Роман Вольтера рассказывает историю молодого Кандида, который без особого на то желания покидает родной дом, чтобы познать мир, «лучший из всех возможных миров», по словам его мудрого учителя метафизико-теолого-космологонии профессора Панглоса. Книга атакует бездеятельный, оптимистичный детерминизм, слепо доверяющий внешним силам-провидению, вере, богам или рынкам — полномочия претворять в жизнь перемены и трансформацию. Кандид сталкивается с чудовищным реальным миром бедности, мародерствующих армий, религиозных преследований, землетрясений и кораблекрушений, миром, где его невесте, прелестной Кунегунде, солдаты вспарывают живот, предварительно изнасиловав, а самого Кандида продают в рабство. Все это время Панглос продолжает проповедовать, что это лучший из всех возможных миров, пока Кандид, наконец, не задается вопросом: «Если это лучший из возможных миров, то каковы же другие?»
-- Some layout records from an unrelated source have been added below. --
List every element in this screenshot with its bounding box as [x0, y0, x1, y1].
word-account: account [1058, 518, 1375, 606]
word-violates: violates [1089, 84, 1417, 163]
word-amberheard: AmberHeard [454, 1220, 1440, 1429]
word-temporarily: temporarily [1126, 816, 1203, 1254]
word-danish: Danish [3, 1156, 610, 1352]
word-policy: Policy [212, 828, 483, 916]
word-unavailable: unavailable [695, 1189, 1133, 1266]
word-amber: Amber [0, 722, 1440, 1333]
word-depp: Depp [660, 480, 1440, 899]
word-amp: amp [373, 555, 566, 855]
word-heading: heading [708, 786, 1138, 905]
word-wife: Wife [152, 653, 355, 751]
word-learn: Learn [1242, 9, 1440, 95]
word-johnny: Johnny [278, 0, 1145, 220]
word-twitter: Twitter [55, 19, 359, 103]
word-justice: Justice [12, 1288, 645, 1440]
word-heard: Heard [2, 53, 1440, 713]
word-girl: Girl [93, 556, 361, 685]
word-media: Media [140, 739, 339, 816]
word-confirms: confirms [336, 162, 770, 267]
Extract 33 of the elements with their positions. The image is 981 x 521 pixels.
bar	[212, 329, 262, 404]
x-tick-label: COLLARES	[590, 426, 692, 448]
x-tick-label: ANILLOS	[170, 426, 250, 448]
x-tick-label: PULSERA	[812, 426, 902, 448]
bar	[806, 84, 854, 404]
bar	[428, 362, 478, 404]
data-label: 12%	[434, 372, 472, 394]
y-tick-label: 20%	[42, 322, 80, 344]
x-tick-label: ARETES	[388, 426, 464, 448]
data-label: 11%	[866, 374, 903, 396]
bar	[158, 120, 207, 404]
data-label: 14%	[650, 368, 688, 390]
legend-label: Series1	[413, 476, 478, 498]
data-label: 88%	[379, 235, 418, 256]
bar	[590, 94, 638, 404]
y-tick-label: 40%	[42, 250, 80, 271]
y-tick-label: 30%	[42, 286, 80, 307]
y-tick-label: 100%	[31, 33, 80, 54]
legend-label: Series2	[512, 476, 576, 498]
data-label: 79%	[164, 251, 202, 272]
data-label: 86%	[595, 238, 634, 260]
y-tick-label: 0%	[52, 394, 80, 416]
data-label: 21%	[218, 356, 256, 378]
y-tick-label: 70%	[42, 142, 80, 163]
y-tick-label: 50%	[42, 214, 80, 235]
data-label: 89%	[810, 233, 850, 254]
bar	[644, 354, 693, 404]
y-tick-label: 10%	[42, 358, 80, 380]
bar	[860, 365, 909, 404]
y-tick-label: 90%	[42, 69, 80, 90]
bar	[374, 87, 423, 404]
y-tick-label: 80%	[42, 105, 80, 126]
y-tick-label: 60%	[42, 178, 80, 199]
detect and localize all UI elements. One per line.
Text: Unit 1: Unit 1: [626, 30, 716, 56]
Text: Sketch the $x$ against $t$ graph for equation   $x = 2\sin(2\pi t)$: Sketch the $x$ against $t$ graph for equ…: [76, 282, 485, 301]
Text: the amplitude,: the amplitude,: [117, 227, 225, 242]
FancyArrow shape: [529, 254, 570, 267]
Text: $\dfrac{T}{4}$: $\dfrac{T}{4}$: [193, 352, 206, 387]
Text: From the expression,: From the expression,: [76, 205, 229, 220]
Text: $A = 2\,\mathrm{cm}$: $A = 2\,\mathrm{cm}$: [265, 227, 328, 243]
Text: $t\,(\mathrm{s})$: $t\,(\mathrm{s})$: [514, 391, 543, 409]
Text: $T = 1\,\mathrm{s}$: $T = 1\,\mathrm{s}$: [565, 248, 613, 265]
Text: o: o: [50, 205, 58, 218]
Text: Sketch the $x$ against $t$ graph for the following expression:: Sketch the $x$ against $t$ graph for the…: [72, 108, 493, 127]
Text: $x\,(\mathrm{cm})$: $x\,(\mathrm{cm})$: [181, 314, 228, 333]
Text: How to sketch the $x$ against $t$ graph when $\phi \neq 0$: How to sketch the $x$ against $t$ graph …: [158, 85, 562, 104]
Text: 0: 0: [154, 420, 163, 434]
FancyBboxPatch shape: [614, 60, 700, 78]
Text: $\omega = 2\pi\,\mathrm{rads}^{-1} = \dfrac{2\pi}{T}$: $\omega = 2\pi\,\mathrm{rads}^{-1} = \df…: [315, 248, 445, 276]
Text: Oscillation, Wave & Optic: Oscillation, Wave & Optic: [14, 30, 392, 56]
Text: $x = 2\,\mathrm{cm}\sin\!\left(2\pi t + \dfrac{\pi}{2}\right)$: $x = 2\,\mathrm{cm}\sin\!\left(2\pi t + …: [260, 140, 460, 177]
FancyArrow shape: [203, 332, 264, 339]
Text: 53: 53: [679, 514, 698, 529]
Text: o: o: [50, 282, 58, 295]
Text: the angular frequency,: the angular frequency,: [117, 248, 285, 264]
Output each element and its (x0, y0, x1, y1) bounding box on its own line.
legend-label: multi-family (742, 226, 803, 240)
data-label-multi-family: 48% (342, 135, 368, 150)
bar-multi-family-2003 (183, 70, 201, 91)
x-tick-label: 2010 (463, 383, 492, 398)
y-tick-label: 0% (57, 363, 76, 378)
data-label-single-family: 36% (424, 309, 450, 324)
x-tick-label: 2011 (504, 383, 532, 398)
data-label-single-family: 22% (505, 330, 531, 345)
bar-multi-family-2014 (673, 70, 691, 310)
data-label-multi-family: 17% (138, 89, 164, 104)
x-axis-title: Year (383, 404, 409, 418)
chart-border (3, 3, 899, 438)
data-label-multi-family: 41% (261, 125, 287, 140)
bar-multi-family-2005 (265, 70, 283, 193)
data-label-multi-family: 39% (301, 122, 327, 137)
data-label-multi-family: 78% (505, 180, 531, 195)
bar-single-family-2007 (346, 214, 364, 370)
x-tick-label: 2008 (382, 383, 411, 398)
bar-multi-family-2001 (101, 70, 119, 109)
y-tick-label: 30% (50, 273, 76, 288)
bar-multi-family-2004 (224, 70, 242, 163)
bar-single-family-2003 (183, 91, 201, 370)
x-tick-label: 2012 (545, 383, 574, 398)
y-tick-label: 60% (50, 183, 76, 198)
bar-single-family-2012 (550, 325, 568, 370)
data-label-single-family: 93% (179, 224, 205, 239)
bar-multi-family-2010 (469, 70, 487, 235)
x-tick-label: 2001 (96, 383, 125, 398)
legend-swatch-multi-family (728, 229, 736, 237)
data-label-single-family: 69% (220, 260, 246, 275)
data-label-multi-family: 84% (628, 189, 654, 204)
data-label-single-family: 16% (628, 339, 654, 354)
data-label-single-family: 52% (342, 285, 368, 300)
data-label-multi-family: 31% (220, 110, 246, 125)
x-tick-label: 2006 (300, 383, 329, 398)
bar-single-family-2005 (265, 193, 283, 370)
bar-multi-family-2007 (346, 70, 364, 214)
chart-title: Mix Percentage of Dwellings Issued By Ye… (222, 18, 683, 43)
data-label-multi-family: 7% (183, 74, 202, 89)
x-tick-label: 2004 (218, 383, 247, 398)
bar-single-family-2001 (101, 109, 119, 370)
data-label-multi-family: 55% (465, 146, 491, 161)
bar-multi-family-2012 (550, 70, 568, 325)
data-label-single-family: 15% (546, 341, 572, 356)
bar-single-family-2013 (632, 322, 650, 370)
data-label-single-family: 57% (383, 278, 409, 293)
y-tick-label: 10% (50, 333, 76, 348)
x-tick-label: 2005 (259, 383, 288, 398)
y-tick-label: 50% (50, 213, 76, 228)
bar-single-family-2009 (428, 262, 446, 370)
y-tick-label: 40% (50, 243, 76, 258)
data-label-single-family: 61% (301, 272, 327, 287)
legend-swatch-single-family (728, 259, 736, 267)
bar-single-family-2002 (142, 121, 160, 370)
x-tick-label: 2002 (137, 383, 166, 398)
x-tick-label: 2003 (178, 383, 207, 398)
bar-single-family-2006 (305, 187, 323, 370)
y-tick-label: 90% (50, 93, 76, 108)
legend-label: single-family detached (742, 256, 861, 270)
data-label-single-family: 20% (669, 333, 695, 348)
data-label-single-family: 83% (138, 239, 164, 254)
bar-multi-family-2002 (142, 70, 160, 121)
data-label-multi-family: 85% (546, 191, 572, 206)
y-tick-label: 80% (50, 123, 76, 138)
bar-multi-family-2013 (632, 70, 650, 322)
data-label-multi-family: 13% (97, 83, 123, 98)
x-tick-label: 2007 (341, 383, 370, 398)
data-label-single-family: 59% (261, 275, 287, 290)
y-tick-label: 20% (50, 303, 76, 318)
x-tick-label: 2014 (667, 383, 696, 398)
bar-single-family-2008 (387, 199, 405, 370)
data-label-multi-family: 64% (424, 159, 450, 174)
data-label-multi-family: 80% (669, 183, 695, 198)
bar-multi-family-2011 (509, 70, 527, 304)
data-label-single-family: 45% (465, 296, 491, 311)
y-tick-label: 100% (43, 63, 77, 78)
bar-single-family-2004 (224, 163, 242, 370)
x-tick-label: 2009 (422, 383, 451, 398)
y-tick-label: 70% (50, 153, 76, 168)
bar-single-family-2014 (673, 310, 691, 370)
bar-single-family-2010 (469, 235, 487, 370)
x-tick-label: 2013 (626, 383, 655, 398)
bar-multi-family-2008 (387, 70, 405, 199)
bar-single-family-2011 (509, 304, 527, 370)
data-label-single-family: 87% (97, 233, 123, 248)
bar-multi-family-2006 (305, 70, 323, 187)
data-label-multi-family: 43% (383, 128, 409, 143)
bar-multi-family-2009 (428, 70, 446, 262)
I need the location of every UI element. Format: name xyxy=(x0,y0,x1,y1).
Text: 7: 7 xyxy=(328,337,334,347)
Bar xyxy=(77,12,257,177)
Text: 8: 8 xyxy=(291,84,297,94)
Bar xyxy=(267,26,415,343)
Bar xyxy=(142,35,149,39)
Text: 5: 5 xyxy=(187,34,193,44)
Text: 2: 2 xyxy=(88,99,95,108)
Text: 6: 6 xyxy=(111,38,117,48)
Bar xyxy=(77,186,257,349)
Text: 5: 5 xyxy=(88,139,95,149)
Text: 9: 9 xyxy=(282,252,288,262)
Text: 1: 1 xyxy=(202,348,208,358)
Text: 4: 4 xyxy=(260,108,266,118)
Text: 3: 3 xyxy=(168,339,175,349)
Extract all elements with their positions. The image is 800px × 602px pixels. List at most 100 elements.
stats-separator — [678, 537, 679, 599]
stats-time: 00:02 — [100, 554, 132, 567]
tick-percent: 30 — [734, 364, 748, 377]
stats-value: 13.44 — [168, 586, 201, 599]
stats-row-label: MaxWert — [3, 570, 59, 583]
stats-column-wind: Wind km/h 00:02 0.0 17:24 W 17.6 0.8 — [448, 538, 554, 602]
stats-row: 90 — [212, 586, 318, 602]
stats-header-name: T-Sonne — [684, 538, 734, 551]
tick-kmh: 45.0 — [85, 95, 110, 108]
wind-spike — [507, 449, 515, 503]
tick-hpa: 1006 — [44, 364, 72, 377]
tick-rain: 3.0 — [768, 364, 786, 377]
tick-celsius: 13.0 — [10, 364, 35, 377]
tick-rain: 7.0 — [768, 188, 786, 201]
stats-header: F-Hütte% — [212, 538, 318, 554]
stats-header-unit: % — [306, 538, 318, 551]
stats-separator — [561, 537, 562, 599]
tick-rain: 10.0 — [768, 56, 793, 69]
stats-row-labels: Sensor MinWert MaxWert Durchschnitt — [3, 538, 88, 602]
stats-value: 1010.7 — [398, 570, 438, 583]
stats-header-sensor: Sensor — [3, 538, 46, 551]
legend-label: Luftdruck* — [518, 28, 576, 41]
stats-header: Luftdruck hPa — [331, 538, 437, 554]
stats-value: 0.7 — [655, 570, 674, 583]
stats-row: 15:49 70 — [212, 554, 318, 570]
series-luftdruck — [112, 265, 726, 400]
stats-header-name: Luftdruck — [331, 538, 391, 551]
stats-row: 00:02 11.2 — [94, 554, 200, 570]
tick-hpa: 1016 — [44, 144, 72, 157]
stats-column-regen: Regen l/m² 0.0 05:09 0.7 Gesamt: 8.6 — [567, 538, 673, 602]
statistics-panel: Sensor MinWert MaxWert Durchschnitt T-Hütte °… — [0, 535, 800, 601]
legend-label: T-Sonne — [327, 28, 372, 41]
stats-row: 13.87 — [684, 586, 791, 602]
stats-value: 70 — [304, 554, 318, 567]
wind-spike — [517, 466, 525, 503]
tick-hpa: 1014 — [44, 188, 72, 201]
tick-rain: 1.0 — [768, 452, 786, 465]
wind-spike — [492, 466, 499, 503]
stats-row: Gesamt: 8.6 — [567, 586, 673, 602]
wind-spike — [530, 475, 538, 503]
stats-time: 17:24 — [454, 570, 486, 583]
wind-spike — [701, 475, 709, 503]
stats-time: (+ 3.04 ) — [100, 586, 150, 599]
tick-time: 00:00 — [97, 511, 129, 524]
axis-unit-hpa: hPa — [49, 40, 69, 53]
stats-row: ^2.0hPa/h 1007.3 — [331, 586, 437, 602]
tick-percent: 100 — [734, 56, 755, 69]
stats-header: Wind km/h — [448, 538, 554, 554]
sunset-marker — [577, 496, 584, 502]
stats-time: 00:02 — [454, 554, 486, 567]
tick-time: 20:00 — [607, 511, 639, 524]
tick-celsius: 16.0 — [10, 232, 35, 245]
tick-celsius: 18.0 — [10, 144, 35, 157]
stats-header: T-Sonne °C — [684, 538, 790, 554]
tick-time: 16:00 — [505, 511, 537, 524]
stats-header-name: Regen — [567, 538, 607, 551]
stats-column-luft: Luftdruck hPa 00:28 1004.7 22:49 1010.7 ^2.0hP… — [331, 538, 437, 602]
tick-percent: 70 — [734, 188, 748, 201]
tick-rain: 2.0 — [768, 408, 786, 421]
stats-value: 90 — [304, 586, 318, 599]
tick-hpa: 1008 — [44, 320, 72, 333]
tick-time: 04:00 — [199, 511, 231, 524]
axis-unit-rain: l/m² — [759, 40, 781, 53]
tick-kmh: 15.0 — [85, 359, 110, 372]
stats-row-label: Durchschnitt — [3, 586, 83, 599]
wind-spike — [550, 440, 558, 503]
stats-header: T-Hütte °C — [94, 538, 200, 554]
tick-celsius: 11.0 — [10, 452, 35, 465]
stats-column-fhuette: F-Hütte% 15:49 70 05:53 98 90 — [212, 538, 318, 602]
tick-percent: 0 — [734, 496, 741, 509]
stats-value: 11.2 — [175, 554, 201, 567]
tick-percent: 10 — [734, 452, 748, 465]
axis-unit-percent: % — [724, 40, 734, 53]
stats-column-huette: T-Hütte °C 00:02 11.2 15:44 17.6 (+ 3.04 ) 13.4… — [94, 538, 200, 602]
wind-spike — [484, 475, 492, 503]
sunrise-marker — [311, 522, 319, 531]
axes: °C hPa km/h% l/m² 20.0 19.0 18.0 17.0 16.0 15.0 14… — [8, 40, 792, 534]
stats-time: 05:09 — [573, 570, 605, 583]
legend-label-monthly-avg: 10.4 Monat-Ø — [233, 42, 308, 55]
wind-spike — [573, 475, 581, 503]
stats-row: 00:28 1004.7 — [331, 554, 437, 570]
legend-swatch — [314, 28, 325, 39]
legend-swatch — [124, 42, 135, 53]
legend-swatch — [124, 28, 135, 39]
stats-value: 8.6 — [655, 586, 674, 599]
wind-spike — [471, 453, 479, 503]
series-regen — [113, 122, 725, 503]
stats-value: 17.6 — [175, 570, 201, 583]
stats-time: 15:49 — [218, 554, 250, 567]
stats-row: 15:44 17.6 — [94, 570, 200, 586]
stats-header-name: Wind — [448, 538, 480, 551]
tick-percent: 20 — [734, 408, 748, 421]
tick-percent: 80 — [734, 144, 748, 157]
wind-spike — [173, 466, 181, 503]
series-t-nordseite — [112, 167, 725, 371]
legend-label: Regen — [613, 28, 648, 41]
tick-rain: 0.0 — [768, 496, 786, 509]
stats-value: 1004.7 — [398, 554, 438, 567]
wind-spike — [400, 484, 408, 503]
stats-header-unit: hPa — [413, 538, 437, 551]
«Кандид» был попыткой Вольтера освободить Европу из тисков умственного рабства профессора Панглоса. Сегодня многие лидеры экономической ортодоксии находятся в плену подобного чудовищного оптимизма и нуждаются в освобождении от него. Сегодняшняя Панглосова экономическая теория строится сверху вниз-на основании произвольно выбранных предпосылок и метафор из астрономии и физики. Эта теория описывает гармоничную вселенную, сшитую точно по мерке правящей теоретической моды. Альтернативная теория, которую некоторые из нас пытаются возродить, напротив, строится снизу вверх-на основании наблюдений за реальностью, зачастую равнодушной к экономическому развитию. Вместо того чтобы пытаться устранить препятствия на пути к процветанию, необходимо смотреть на развитие объективно — как на следствие сознательной и решительной политики.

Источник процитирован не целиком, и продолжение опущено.